MARYVILLE, Tenn. (July 14, 2026) —Every commemorative gun marking America’s 250th birthday points back to 1776. Smith & Wesson’s points to 1854, too. That’s the year Horace Smith and Daniel Wesson patented their first lever gun—the milestone that named the Model 1854 Series when the company revived its lever actions in 2024—so the new America 250 Limited Edition Model 1854 carries two origin stories on one receiver: the nation’s and its maker’s.
The commemorative arrives chambered in .44 Magnum and .45-70 Government models. The .44 Mag. has a 9+1 capacity and a 19.25-inch barrel that feeds from a removable magazine tube; the long-action .45-70 Gov't holds 6+1 with a 20-inch barrel. Both wear the same engraving, and it’s the engraving that separates this rifle from the year’s crowded commemorative field: an eagle with shield and colors ringed by stars, wrapped around a hand-lettered banner reading “250th Anniversary of the US of A.”

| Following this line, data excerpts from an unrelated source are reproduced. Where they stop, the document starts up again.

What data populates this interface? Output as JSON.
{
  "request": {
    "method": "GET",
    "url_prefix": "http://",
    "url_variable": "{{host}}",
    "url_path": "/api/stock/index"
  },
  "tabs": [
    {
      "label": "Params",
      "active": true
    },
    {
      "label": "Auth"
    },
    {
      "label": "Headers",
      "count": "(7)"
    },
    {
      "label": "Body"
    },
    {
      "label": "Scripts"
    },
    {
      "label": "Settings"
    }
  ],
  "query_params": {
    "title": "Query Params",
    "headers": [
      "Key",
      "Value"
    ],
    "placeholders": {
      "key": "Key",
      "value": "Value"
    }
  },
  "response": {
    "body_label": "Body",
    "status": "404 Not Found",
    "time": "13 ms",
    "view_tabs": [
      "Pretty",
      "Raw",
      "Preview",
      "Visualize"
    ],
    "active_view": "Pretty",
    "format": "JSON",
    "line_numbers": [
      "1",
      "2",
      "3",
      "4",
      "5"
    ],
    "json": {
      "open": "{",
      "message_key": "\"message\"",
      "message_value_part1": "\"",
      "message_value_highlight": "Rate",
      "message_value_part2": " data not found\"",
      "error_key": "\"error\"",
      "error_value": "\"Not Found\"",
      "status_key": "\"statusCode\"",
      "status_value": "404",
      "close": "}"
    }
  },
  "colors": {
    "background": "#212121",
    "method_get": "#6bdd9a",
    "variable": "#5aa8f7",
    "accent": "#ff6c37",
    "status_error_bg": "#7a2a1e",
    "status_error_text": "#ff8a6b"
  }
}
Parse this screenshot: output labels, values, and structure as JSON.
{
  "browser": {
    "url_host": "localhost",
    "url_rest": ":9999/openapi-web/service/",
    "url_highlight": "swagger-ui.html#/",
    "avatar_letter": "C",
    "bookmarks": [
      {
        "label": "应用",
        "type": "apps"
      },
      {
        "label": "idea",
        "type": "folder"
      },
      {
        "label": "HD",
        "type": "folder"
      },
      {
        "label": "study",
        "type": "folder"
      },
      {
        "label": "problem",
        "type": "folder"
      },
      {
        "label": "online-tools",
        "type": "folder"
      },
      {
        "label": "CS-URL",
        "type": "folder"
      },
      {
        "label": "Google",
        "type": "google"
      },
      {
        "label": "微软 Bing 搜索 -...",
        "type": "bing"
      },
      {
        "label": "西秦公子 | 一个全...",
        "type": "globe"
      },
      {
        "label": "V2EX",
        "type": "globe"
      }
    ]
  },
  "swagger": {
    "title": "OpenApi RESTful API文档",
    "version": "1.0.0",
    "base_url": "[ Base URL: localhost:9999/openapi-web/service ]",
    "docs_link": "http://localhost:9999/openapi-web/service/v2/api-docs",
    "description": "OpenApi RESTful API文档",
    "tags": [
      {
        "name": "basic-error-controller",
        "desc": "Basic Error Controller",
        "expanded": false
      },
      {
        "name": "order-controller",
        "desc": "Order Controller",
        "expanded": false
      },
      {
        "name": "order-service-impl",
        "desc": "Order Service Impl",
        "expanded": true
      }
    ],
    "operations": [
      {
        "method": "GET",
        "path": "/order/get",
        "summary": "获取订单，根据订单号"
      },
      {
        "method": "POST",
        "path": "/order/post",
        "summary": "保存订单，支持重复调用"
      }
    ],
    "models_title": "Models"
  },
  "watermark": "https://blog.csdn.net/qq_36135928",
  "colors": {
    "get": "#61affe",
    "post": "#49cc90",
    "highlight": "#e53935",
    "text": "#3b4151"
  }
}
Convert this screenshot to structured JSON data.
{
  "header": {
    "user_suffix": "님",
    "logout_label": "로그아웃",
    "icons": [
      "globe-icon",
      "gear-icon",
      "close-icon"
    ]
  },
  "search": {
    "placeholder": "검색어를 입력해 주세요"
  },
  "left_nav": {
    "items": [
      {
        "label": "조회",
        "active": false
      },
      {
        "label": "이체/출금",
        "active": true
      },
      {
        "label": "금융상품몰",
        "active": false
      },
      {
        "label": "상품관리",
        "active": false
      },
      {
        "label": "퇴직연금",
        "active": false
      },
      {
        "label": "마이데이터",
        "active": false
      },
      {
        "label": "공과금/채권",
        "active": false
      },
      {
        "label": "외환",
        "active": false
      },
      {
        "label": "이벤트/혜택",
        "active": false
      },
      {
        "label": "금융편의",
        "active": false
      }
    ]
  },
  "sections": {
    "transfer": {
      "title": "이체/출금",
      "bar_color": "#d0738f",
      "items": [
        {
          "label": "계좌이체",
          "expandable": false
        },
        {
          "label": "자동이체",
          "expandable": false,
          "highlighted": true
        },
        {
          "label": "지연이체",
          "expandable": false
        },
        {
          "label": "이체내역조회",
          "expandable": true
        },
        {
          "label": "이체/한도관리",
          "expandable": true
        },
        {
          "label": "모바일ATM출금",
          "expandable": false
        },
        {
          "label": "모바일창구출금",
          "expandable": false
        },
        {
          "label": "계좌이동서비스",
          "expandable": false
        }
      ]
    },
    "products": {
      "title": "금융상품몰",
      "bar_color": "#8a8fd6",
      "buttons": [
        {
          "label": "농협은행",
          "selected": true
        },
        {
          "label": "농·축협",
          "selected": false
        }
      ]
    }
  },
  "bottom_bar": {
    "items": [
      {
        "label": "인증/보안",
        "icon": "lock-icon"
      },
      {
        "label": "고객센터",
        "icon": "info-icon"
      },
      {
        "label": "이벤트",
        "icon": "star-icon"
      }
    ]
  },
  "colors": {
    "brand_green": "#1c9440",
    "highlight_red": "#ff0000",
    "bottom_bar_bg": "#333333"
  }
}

Underneath the artwork sits a working rifle. A walnut stock and fore-end pair with a flat-face trigger, large loop lever and side loading gate, while an adjustable XS Sights ghost ring rear and gold bead front come standard. A Picatinny base accepts optics, and both muzzles carry an 11/16-24 thread pattern for suppressors. Smith & Wesson built the Model 1854 platform to echo the smooth action of its large-frame revolvers, and none of the commemorative treatment gets in the way of shooting it.
There you have it: two ways to own the year Smith & Wesson started building rifles, stamped with the year America started building itself. The America 250 Model 1854 lever-action rifle chambered in .44 Magnum sells for $1,399 and the .45-70 Government for $1,499, both available now at smith-wesson.com.